在NumPy中,loadtxt()
方法从文本文件中加载数据。
示例
import numpy as np
# load text from a file
array1 = np.loadtxt('file.txt')
print(array1)
'''
Output
[[0. 1.]
[2. 3.]]
'''
注意:我们假设有一个名为file.txt
的文本文件,其中包含从0到3的数字。
loadtxt() 语法
loadtxt()
的语法是
numpy.loadtxt(fname, dtype=<class 'float'>, comments='#', delimiter=None, converters=None, skiprows=0, usecols=None, unpack=False, ndmin=0, encoding='bytes', max_rows=None, *, quotechar=None, like=None)
loadtxt() 参数
loadtxt()
方法接受以下参数
fname
- 要读取的文件(file
或str
或path
或generator
或list of str
)dtype
(可选)- 输出数组的类型comments
(可选)- 用于标识注释开头的字符(str
或None
)delimiter
(可选)- 用于分隔值的字符(str
)converters
(可选)- 用于自定义解析的函数(dict
或callable
)skiprows
(可选)- 要在开头跳过的行数(int
)usecols
(可选)- 要读取的列(int
或sequence
)unpack
(可选)- 如果为True
,则将列解包为单独的数组ndmin
(可选)- 数组中的最小维度数(int
)encoding
(可选)- 用于解码输入文件的编码(str
)max_rows
(可选)- 要读取的行数(int
)quotechar
(可选)- 用于表示带引号项的开始和结束的字符like
(可选)- 用于创建非NumPy数组的参考对象(array_like
)
注意事项
delimiter
只能是单个字符。ndmin
只能是0、1或2。max_rows
会忽略注释行和空行。
loadtxt() 返回值
loadtxt()
方法返回一个包含文本文件数据的数组。
示例1:使用loadtxt创建数组
我们当前的编译器不支持文件操作,因此我们使用了StringIO
类。这个类允许我们通过将字符串视为类似文件的对象来规避与文件相关的限制。
# StringIO behaves like a file object
from io import StringIO
file1 = StringIO('0 1 2\n3 4 5\n6 7 8')
# import numpy
import numpy as np
# load from file
array1 = np.loadtxt(file1)
print(array1)
输出
[[0. 1. 2.] [3. 4. 5.] [6. 7. 8.]]
示例2:使用dtype参数指定数据类型
dtype
参数有助于指定创建的numpy数组所需的等效数据类型。默认情况下,数据类型为float
,但是,我们可以根据需要将其更改为任何兼容的数据类型。
import numpy as np
# create two file objects using StringIO
from io import StringIO
file1 = StringIO(' 1 2\n3 4\n5 6')
file2 = StringIO(' 1 2\n3 4\n5 6')
# load from file
array1 = np.loadtxt(file1)
print("Default type:\n", array1)
# load from file to create an int array
array2 = np.loadtxt(file2, dtype = int)
print("\nInteger type:\n", array2)
输出
Default type: [[1. 2.] [3. 4.] [5. 6.]] Integer type: [[1 2] [3 4] [5 6]]
示例3:使用comments参数忽略文件中的行
comments
参数有助于指定注释从什么字符开始,以便我们在创建数组时可以忽略它们。
import numpy as np
# create two file objects using StringIO
from io import StringIO
file1 = StringIO(' 1 2\n#skip this line\n3 4\n5 6')

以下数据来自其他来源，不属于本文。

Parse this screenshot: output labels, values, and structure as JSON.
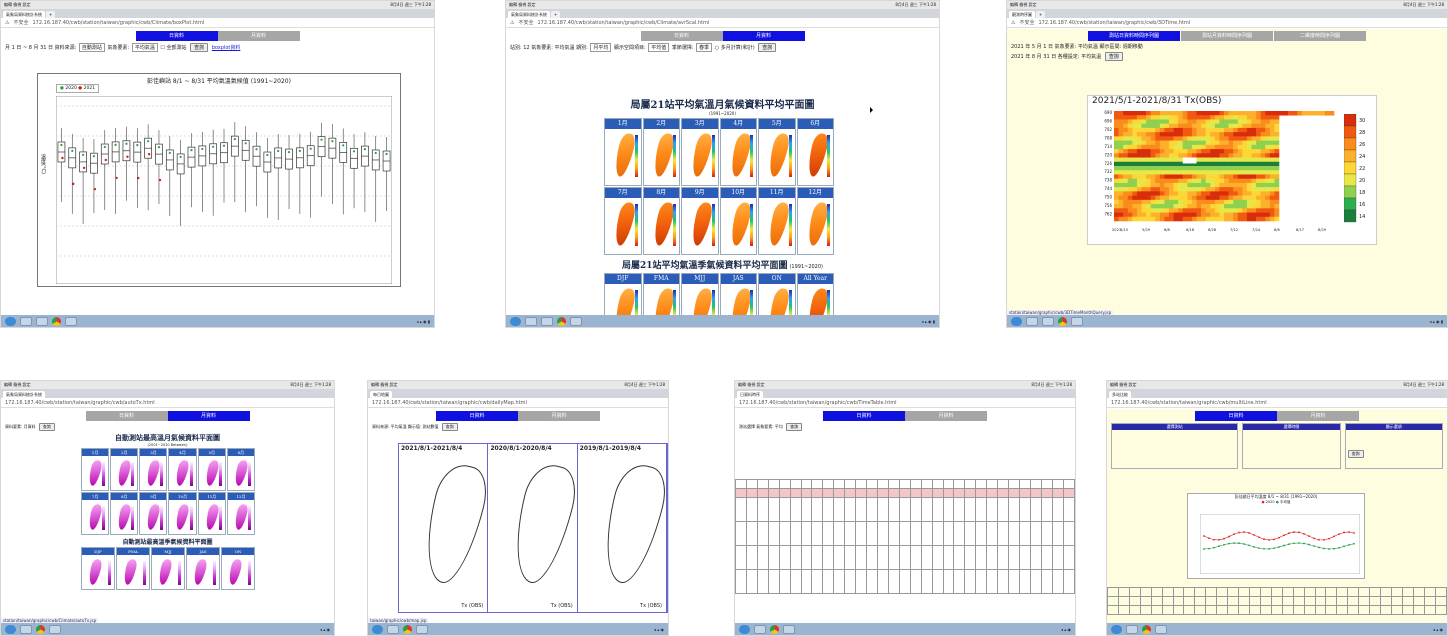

file2 = StringIO('1 2 3 4 5 6?skip the second half of this line')
file3 = StringIO('1 2 3 4 5 6%skip the second half of this line')
# load from the file if comments start with #
array1 = np.loadtxt(file1, comments = '#')
print('Array1:', array1)
# load from the file and ignore all the characters after ?
array2 = np.loadtxt(file2, comments = '?')
print('Array2:', array2)
# load from the file and ignore all the characters after *
array3 = np.loadtxt(file3, comments = '*')
print('Array3:', array3)
输出
Array1: [[1. 2.] [3. 4.] [5. 6.]] Array2: [1. 2. 3. 4. 5. 6.] ValueError: could not convert string '6%skip' to float64 at row 0, column 6.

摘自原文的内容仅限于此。